Ritorna teso il clima sindacale all'interno di Amet Spa. La Rappresentanza sindacale unitaria e, nello specifico, le quattro sigle – Cgil, Cisl, Uil e Ugl -, attraverso le loro ramificazioni aziendali, hanno dichiarato lo stato di agitazione con un documento nel quale rappresentano le criticità al momento presenti in azienda.
In particolare, ecco le censure rappresentate dai sindacati: «Mancata approvazione delle relazioni sindacali, con gravi violazioni e pregiudizi di comportamento antisindacale abitualmente tenuto dal Cda di Amet, che continua ad ignorare le numerose richieste di informazioni; inesistenza di un piano industriale di rilancio e sviluppo, nonché per il mantenimento della concessione ministeriale per Amet Spa; assenza di consultazione dei capi ufficio per esaminare le varie problematiche di reparto; continua ed improvvida emissione di ripetuti ordini di servizio che continuano a cambiare l'assetto dell'organizzazione aziendale, senza alcun progetto di riorganizzazione, con nomina di consulenti esterni nonostante le competenze interne; mancato riconoscimento, da parte del Comune di Trani, del pagamento dei corrispettivi relativi ai servizi pubblici locali espletati da Amet a fronte dei contratti in essere; assenza di un progetto di produttività relativo all'anno 2013».
Riassumendo, a detta dei sindacati, «nell'immediato mancano soluzioni idonee, risposte congrue ed impegni certi da parte della direzione aziendale», carenze che impongono, come primo passo, la proclamazione dello stato di agitazione.
La protesta si concretizzerà con le seguenti forme: «Rigido rispetto delle mansioni di appartenenza, attraverso richiesta alla direzione aziendale di specificare, con formulazione dettagliata, le lavorazioni assegnate; richiesta rigida dell’applicazione della normativa sui igiene e sicurezza nei posti di lavoro; blocco dello straordinario; blocco delle trattative sindacali; conferenza stampa, o comunque appelli sugli organi di stampa; volantini ed altre iniziative di protesta».
La posizione finale delle quattro sigle aziendali di Amet è che «senza una vera trattativa ed un piano sindacale credibile - conclude il documento – un’eventuale negoziazione sindacale non può neanche iniziare.

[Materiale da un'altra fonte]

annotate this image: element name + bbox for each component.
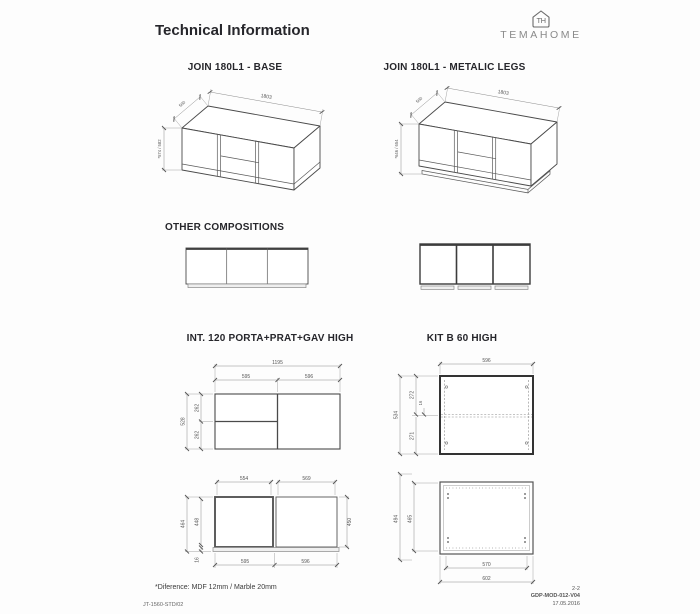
- cam-hole: [447, 497, 449, 499]
- dim-right-width: 596: [301, 559, 310, 565]
- house-logo-icon: [531, 10, 551, 28]
- cam-hole: [524, 493, 526, 495]
- dim-outer-height: 494: [393, 514, 400, 524]
- dim-total-height: 528: [180, 417, 187, 426]
- metal-foot-rail: [421, 286, 454, 289]
- cam-hole: [524, 541, 526, 543]
- dim-right-inner-width: 569: [302, 476, 311, 482]
- int120-interior-drawing: [175, 472, 365, 587]
- dim-base-height: 16: [194, 557, 201, 563]
- dim-label-height: *574 / 582: [157, 139, 162, 159]
- cam-hole: [447, 537, 449, 539]
- page-title: Technical Information: [155, 22, 310, 39]
- document-date: 17.05.2016: [552, 600, 580, 607]
- dim-right-height: 450: [347, 517, 353, 527]
- dim-label-depth: 500: [177, 99, 187, 109]
- footer-right-block: [460, 586, 580, 608]
- section-title-other-compositions: OTHER COMPOSITIONS: [165, 222, 285, 233]
- kitb-top-drawing: [388, 356, 538, 461]
- dim-left-width: 595: [241, 374, 251, 380]
- document-ref: GDP-MOD-012-V04: [530, 593, 580, 600]
- left-box: [215, 497, 273, 547]
- join-base-drawing: [150, 84, 335, 196]
- dim-shelf: 16: [417, 400, 423, 406]
- page-number: 2-2: [572, 586, 580, 592]
- base-strip: [213, 548, 339, 552]
- section-title-int120: INT. 120 PORTA+PRAT+GAV HIGH: [186, 333, 354, 344]
- dim-upper-height: 262: [194, 403, 201, 413]
- base-plinth: [188, 284, 306, 288]
- dim-right-width: 596: [304, 374, 314, 380]
- kitb-panel-drawing: [388, 470, 538, 592]
- cam-hole: [524, 537, 526, 539]
- metal-foot-rail: [458, 286, 491, 289]
- dim-label-height: *646 / 654: [394, 139, 399, 159]
- section-title-kitb: KIT B 60 HIGH: [426, 333, 498, 344]
- cam-hole: [447, 541, 449, 543]
- dim-lower-height: 262: [194, 430, 201, 440]
- dim-label-depth: 500: [414, 95, 424, 105]
- join-metalic-drawing: [375, 84, 575, 196]
- dim-left-inner-width: 554: [239, 476, 249, 482]
- dim-width: 596: [482, 358, 491, 364]
- cam-hole: [447, 493, 449, 495]
- brand-logo: [500, 10, 582, 41]
- metal-foot-rail: [495, 286, 528, 289]
- dim-lower: 271: [409, 431, 416, 441]
- dim-total-width: 1195: [272, 360, 283, 366]
- dim-inner-height: 448: [194, 517, 201, 527]
- dim-outer-width: 602: [482, 576, 491, 582]
- dim-left-width: 595: [240, 559, 250, 565]
- right-box: [276, 497, 337, 547]
- brand-wordmark: TEMAHOME: [500, 29, 582, 41]
- section-title-join-metalic: JOIN 180L1 - METALIC LEGS: [383, 62, 526, 73]
- dim-outer-height: 464: [180, 519, 187, 529]
- int120-front-drawing: [175, 356, 365, 464]
- dim-upper: 272: [409, 390, 416, 400]
- document-code: JT-1560-STD/02: [143, 602, 184, 608]
- cam-hole: [524, 497, 526, 499]
- other-composition-metalic-drawing: [418, 240, 533, 294]
- section-title-join-base: JOIN 180L1 - BASE: [187, 62, 283, 73]
- material-footnote: *Diference: MDF 12mm / Marble 20mm: [155, 584, 277, 591]
- other-composition-base-drawing: [183, 242, 313, 292]
- dim-label-length: 1803: [260, 93, 273, 101]
- dim-inner-width: 570: [482, 562, 491, 568]
- logo-monogram: TH: [536, 16, 546, 26]
- dim-inner-height: 465: [407, 514, 414, 524]
- dim-height: 534: [393, 410, 400, 420]
- dim-label-length: 1803: [497, 89, 510, 97]
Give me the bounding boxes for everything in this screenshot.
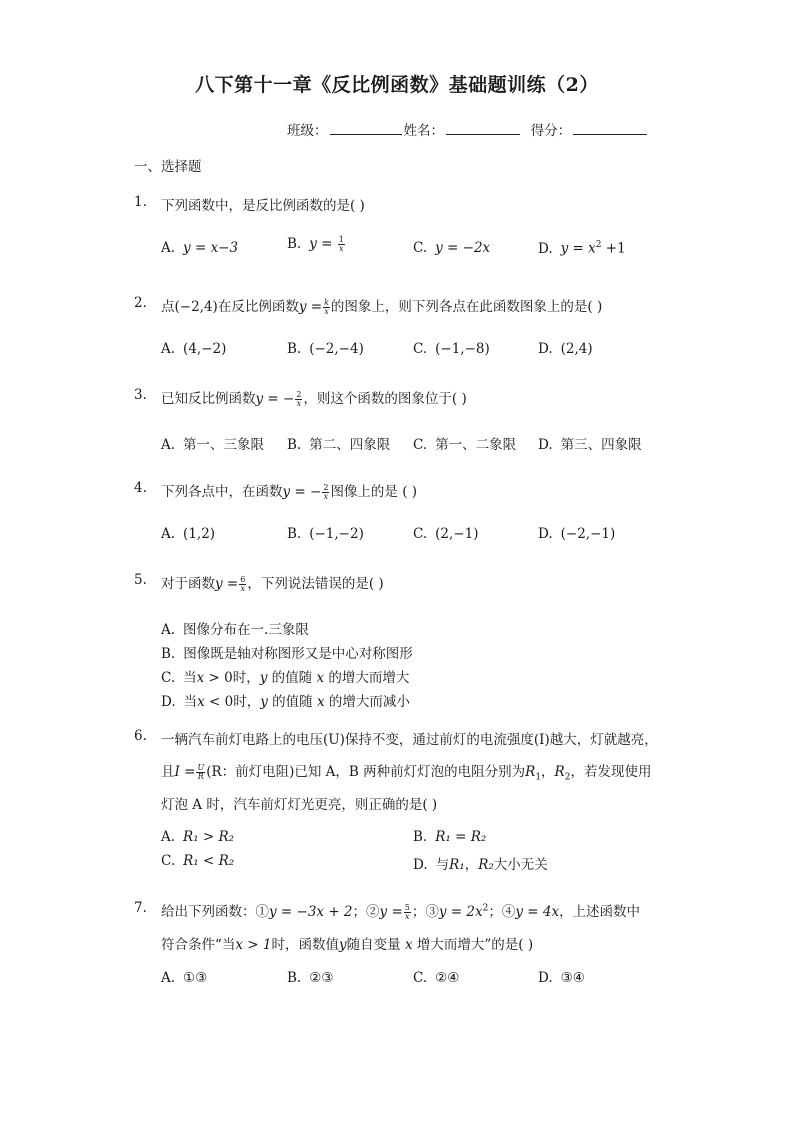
option-label: A. <box>161 240 176 256</box>
option-label: D. <box>538 240 553 257</box>
option-label: D. <box>538 437 553 453</box>
stem-text: ，则这个函数的图象位于( ) <box>303 391 467 407</box>
numerator: 6 <box>240 575 246 584</box>
q4-option-d[interactable] <box>538 526 615 542</box>
question-stem: 下列函数中，是反比例函数的是( ) <box>161 198 365 214</box>
question-number: 1. <box>134 194 147 210</box>
denominator: x <box>324 307 329 316</box>
numerator: 1 <box>338 235 344 244</box>
stem-text: 且 <box>161 764 175 780</box>
question-number: 5. <box>134 572 147 588</box>
option-text: (−2,−1) <box>560 526 616 542</box>
option-text: ③④ <box>560 970 585 986</box>
q1-option-b[interactable] <box>287 236 346 253</box>
var-r2: R <box>554 764 565 780</box>
q7-stem-line-1 <box>161 900 640 921</box>
question-number: 2. <box>134 295 147 311</box>
stem-text: ，上述函数中 <box>559 904 641 920</box>
q3-option-d[interactable] <box>538 433 642 453</box>
option-text: (2,4) <box>560 341 593 357</box>
option-text: 第一、二象限 <box>435 437 517 453</box>
fraction <box>323 299 330 316</box>
q6-stem-line-2 <box>161 760 651 783</box>
option-text: 当 <box>183 670 197 686</box>
stem-text: ；② <box>352 904 380 920</box>
option-label: B. <box>287 236 302 252</box>
q4-option-b[interactable] <box>287 526 364 542</box>
option-label: C. <box>413 341 428 357</box>
name-label: 姓名： <box>403 123 444 139</box>
option-label: A. <box>161 437 176 453</box>
question-stem <box>161 480 417 501</box>
q7-option-c[interactable] <box>413 970 459 986</box>
option-label: A. <box>161 341 176 357</box>
page-title: 八下第十一章《反比例函数》基础题训练（2） <box>195 74 599 96</box>
option-label: B. <box>287 970 302 986</box>
option-label: A. <box>161 829 176 845</box>
var-r2: R₂ <box>478 857 494 873</box>
class-blank[interactable] <box>330 121 402 135</box>
option-label: A. <box>161 526 176 542</box>
option-label: D. <box>538 526 553 542</box>
stem-text: 增大而增大”的是( ) <box>412 937 534 953</box>
stem-text: 下列各点中，在函数 <box>161 484 283 500</box>
q6-option-b[interactable] <box>413 829 486 845</box>
fraction <box>404 904 411 921</box>
option-text: (−1,−2) <box>309 526 364 542</box>
stem-text: ；④ <box>488 904 516 920</box>
question-number: 4. <box>134 480 147 496</box>
option-text: 的值随 <box>267 670 317 686</box>
option-text: ， <box>464 857 479 873</box>
denominator: x <box>405 912 410 921</box>
option-label: B. <box>287 341 302 357</box>
stem-text: 给出下列函数：① <box>161 904 269 920</box>
stem-text: 已知反比例函数 <box>161 391 256 407</box>
condition-expr: x > 1 <box>235 937 272 953</box>
option-text: 的值随 <box>267 694 317 710</box>
option-math: R₁ < R₂ <box>183 853 235 869</box>
score-label: 得分： <box>530 123 572 139</box>
option-text: 与 <box>435 857 450 873</box>
q7-option-d[interactable] <box>538 970 585 986</box>
stem-text: (R：前灯电阻)已知 A，B 两种前灯灯泡的电阻分别为 <box>206 764 526 780</box>
option-text: 大小无关 <box>493 857 548 873</box>
q6-stem-line-3: 灯泡 A 时，汽车前灯灯光更亮，则正确的是( ) <box>161 797 438 813</box>
stem-text: ；③ <box>411 904 439 920</box>
var-y: y <box>339 937 347 953</box>
question-stem <box>161 572 384 593</box>
option-label: D. <box>413 857 428 873</box>
option-label: C. <box>413 526 428 542</box>
exponent: 2 <box>595 240 602 250</box>
numerator: U <box>197 763 205 772</box>
option-label: B. <box>287 437 302 453</box>
option-text: 第三、四象限 <box>560 437 642 453</box>
numerator: 5 <box>404 903 410 912</box>
option-math: y = x−3 <box>183 240 239 256</box>
option-label: D. <box>538 341 553 357</box>
q5-option-d[interactable] <box>161 690 410 710</box>
denominator: x <box>296 399 302 408</box>
function-expr: y = − <box>282 484 322 500</box>
var-y: y <box>260 694 268 710</box>
stem-text: ， <box>541 764 555 780</box>
fraction <box>196 764 205 781</box>
q5-option-c[interactable] <box>161 666 409 686</box>
exponent: 2 <box>482 903 489 914</box>
var-x: x <box>404 937 413 953</box>
q3-option-b[interactable] <box>287 433 390 453</box>
fraction <box>239 576 246 593</box>
function-expr: y = 2x <box>438 904 483 920</box>
option-math: R₁ = R₂ <box>435 829 487 845</box>
option-label: C. <box>161 670 176 686</box>
q3-option-c[interactable] <box>413 433 516 453</box>
var-x: x <box>197 694 205 710</box>
denominator: R <box>197 772 204 781</box>
question-number: 7. <box>134 900 147 916</box>
var-x: x <box>316 694 325 710</box>
question-stem <box>161 387 467 408</box>
option-text: > 0时， <box>204 670 260 686</box>
stem-text: 图像上的是 ( ) <box>330 484 418 500</box>
q6-option-d[interactable] <box>413 853 548 873</box>
option-math: y = x <box>560 240 596 257</box>
option-text: ②③ <box>309 970 334 986</box>
option-text: (2,−1) <box>435 526 479 542</box>
function-expr: y = <box>215 576 239 592</box>
q2-option-b[interactable] <box>287 341 364 357</box>
option-math: R₁ > R₂ <box>183 829 235 845</box>
q7-stem-line-2 <box>161 933 533 953</box>
question-number: 6. <box>134 728 147 744</box>
denominator: x <box>240 584 246 593</box>
fraction <box>338 236 345 253</box>
option-text: (−2,−4) <box>309 341 364 357</box>
question-number: 3. <box>134 387 147 403</box>
stem-text: 的图象上，则下列各点在此函数图象上的是( ) <box>330 299 603 315</box>
q7-option-a[interactable] <box>161 970 207 986</box>
option-text: 第二、四象限 <box>309 437 391 453</box>
q1-option-c[interactable] <box>413 240 490 256</box>
function-expr: y = − <box>255 391 295 407</box>
q6-option-a[interactable] <box>161 829 234 845</box>
subscript: 2 <box>564 772 571 783</box>
option-label: C. <box>413 970 428 986</box>
option-text: 第一、三象限 <box>183 437 265 453</box>
option-label: C. <box>161 853 176 869</box>
class-label: 班级： <box>287 123 328 139</box>
var-r1: R <box>525 764 536 780</box>
q1-option-a[interactable] <box>161 240 238 256</box>
var-x: x <box>316 670 325 686</box>
option-label: B. <box>161 646 176 662</box>
stem-text: 点(−2,4)在反比例函数 <box>161 299 299 315</box>
denominator: x <box>323 492 329 501</box>
numerator: k <box>324 298 329 307</box>
var-r1: R₁ <box>449 857 465 873</box>
option-label: D. <box>538 970 553 986</box>
option-label: B. <box>287 526 302 542</box>
q1-option-d[interactable] <box>538 240 626 257</box>
option-label: B. <box>413 829 428 845</box>
fraction <box>322 484 329 501</box>
numerator: 2 <box>296 390 302 399</box>
q2-option-c[interactable] <box>413 341 490 357</box>
function-expr: y = <box>298 299 323 315</box>
option-text: 图像既是轴对称图形又是中心对称图形 <box>183 646 413 662</box>
option-label: D. <box>161 694 176 710</box>
option-text: 图像分布在一.三象限 <box>183 622 309 638</box>
stem-text: 随自变量 <box>346 937 405 953</box>
function-expr: y = 4x <box>515 904 560 920</box>
question-stem <box>161 295 602 316</box>
function-expr: y = −3x + 2 <box>269 904 353 920</box>
section-heading: 一、选择题 <box>134 159 202 175</box>
student-info-row <box>287 119 649 139</box>
q5-option-a[interactable] <box>161 618 309 638</box>
q4-option-c[interactable] <box>413 526 478 542</box>
numerator: 2 <box>323 483 329 492</box>
q7-option-b[interactable] <box>287 970 333 986</box>
q6-stem-line-1: 一辆汽车前灯电路上的电压(U)保持不变，通过前灯的电流强度(I)越大，灯就越亮， <box>161 732 658 748</box>
q2-option-d[interactable] <box>538 341 593 357</box>
option-text: ②④ <box>435 970 460 986</box>
option-label: A. <box>161 622 176 638</box>
option-text: (−1,−8) <box>435 341 490 357</box>
option-text: (1,2) <box>183 526 216 542</box>
formula-lhs: I = <box>174 764 196 780</box>
var-x: x <box>196 670 205 686</box>
option-label: C. <box>413 437 428 453</box>
stem-text: 符合条件“当 <box>161 937 236 953</box>
stem-text: ，下列说法错误的是( ) <box>247 576 384 592</box>
stem-text: 时，函数值 <box>271 937 340 953</box>
stem-text: ，若发现使用 <box>570 764 652 780</box>
option-label: C. <box>413 240 428 256</box>
option-text: (4,−2) <box>183 341 227 357</box>
q4-option-a[interactable] <box>161 526 215 542</box>
option-text: < 0时， <box>204 694 261 710</box>
fraction <box>295 391 302 408</box>
q6-option-c[interactable] <box>161 853 234 869</box>
var-y: y <box>259 670 268 686</box>
option-text: 的增大而减小 <box>324 694 410 710</box>
option-text: 的增大而增大 <box>324 670 410 686</box>
option-text: 当 <box>183 694 198 710</box>
function-expr: y = <box>379 904 403 920</box>
option-math-tail: +1 <box>601 240 626 257</box>
subscript: 1 <box>535 772 542 783</box>
name-blank[interactable] <box>446 121 520 135</box>
q2-option-a[interactable] <box>161 341 226 357</box>
score-blank[interactable] <box>573 121 647 135</box>
option-label: A. <box>161 970 176 986</box>
q5-option-b[interactable] <box>161 642 413 662</box>
option-text: ①③ <box>183 970 208 986</box>
stem-text: 对于函数 <box>161 576 215 592</box>
option-math: y = −2x <box>435 240 491 256</box>
denominator: x <box>339 244 344 253</box>
option-math: y = <box>309 236 333 252</box>
q3-option-a[interactable] <box>161 433 264 453</box>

Nelle more della vertenza, le sigle si riterranno libere di intraprendere, ai sensi di legge, ogni azione a tutela dei dipendenti dell'azienda».
Il Cda di Amet è in carica da meno di cinque mesi, segnatamente dal 23 aprile scorso. Il presidente è Renato Nugnes, libero professionista, 44 anni, espressione della Puglia prima di tutto. L’amministratore delegato è l’avvocato Maurizio Di Pantaleo, 45 anni, indicato dal Pdl. Per completare l’organismo, tre dipendenti comunali: Maria Tritta, responsabile dell’Ufficio protocollo; Luigi Graziano, responsabile del Suap; Giuseppe Merra, responsabile del Settore verde pubblico.
Il nuovo Cda, che durerà in carica tre anni, ha approvato il bilancio accertando una perdita intorno ai 2 milioni e mezzo di euro.